Jockey Janna Sorrells takes on highs, lows of life in the saddle

"After that I was hooked," she said.

Working as a vet tech, Sorrells began making trips to Santa Anita, meeting people, grooming and walking horses. She also went to the Burbank Equestrian Center for a period of time, cleaning horse stalls. It was the beginnings of a career around horses.

12:15 p.m.

Sorrells appears nervous and goes to lay down on a bed in the women's jockey quarters. Sorrells shares the facility with the only other female jockey at Yavapai Downs, veteran rider Anna Barrio. Since her accidents the previous weekend, she has been feeling tired a lot of the time.

Sorrells goes against the grain when it comes to becoming a jockey. Most are born into the trade, knowing at a young age they will be jockeys and planning to ride competitively for years if not decades to come. But Sorrells didn't get started until around age 28, learning to gallop only two years earlier.

Breaking into the business is hard enough, but there are a few more challenges for female jockeys.

"It's a man's sport. It's hard to get started because you're a girl," Sorrells said. "You ride whatever, whenever you can and don't complain. Then it can be hard to get out of it."

After breaking in, many female riders have to endure nasty little comments from certain owners or trainers, along with certain expectations.

"You'll run second on a horse and they'll say 'if you were a guy, we would've won,'" Sorrells said. "I've also been taken off horses because I wouldn't go out to dinner."

Sorrells said it's not a necessity to have brute strength to ride competitively.
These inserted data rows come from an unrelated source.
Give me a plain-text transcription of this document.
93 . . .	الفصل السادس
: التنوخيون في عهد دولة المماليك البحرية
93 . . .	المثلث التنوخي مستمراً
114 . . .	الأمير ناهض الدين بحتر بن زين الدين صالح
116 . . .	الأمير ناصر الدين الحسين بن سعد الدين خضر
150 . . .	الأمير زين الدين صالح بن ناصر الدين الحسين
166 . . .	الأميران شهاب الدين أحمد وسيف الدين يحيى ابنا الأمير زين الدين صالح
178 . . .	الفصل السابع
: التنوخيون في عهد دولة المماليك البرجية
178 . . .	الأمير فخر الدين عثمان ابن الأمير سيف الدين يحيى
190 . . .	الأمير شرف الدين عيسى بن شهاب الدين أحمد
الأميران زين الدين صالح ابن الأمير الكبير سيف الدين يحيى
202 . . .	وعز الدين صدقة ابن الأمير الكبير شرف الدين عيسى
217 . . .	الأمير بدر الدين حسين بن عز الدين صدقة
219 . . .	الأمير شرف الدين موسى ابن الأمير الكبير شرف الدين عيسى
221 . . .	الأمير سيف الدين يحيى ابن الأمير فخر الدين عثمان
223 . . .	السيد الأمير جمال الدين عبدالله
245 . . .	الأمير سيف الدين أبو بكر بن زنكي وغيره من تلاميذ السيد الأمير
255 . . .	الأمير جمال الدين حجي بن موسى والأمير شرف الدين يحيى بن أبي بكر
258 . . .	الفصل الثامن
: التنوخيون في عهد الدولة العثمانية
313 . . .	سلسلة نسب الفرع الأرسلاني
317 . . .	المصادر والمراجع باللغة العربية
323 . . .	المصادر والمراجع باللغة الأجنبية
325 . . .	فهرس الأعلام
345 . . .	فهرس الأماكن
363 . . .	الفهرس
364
She admits men physically have more strength, but not all horses respond well to male riders.

"The guys are stronger, but there are horses for every rider," she said, adding that some horses respond better to finesse.

Sorrells is one of two female jockeys at Yavapai Downs and was one of three this past season at Turf Paradise in Phoenix.

1:05 p.m.

Sorrells emerges from the jockey's quarters for a quick smoke and begins to stretch out. Then it's back inside to get dressed. Ten minutes later, she's back out wearing the green colors of the No. 5 horse, Slick Dude. It's 15 minutes until post time.

While working at Yavapai Downs, Sorrells stays in Chino Valley most of the time. Her home base is in Phoenix but she travels all over the West year-round to ride. Besides Turf Paradise and Yavapai Downs, Sorrells has competed in California, including Santa Anita, as well as Colorado, Minnesota and Washington.

The scariest moment of her career occurred this past January at Turf Paradise. Riding in a 1 1/16-mile trial race, her horse went down with fatal injuries.